To use patient-level clinical variables to develop and validate a parsimonious model to predict hospital readmissions from home healthcare (HHC) in Medicare fee-for-service beneficiaries.
Retrospective analysis using multivariable logistic regression and gradient boosting machine (GBM) learning to develop and validate a predictive model.

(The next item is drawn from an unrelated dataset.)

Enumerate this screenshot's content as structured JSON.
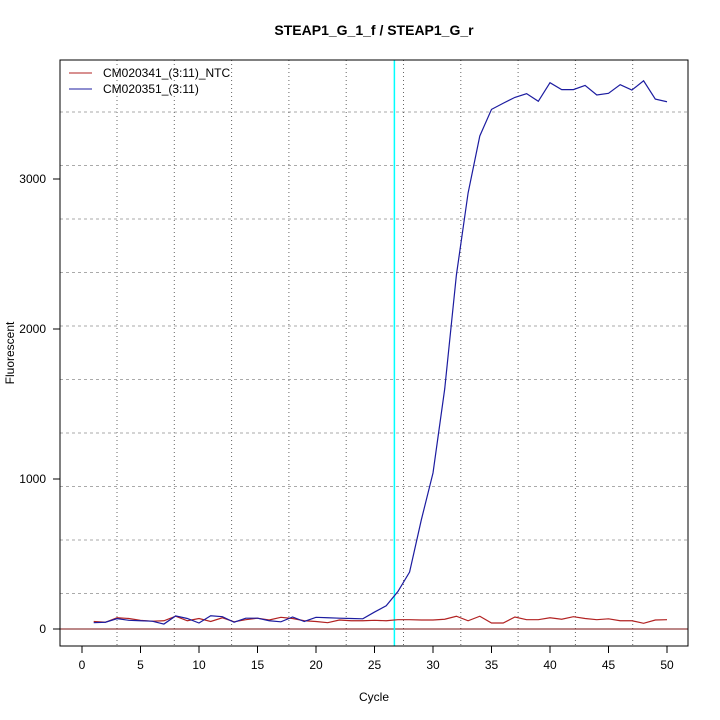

A 5% national sample of patients, aged 65?years or older, with Medicare fee-for-service who received skilled HHC services within 5 days of hospital discharge in 2012 (n = 43 407). Multiple data sets were merged, including Medicare Outcome and Assessment Information Set, Home Health Claims, Medicare Provider Analysis and Review, and Master Beneficiary Summary Files, to extract patient-level variables from the first HHC visit after discharge and measure 30-day readmission outcomes.
Among 43 407 patients with inpatient hospitalizations followed by HHC, 14.7% were readmitted within 30?days. Of the 53 candidate variables, seven remained in the final model as individually predictive of outcome: Elixhauser comorbidity index, index hospital length of stay, urinary catheter presence, patient status (ie, fragile health with high risk of complications or serious progressive condition), two or more hospitalizations in prior year, pressure injury risk or presence, and surgical wound presence. Of interest, surgical wounds, either from a total hip or total knee arthroplasty procedure or another surgical procedure, were associated with fewer readmissions. The optimism-corrected c-statistics for the full model and parsimonious model were 0.67 and 0.66, respectively, indicating fair discrimination. The Brier score for both models was 0.120, indicating good calibration. The GBM model identified similar predictive variables.
Variables available to HHC clinicians at the first postdischarge HHC visit can predict readmission risk and inform care plans in HHC. Future analyses incorporating measures of social determinants of health, such as housing instability or social support, have the potential to enhance prediction of this outcome. J Am Geriatr Soc 67:2505-2510, 2019.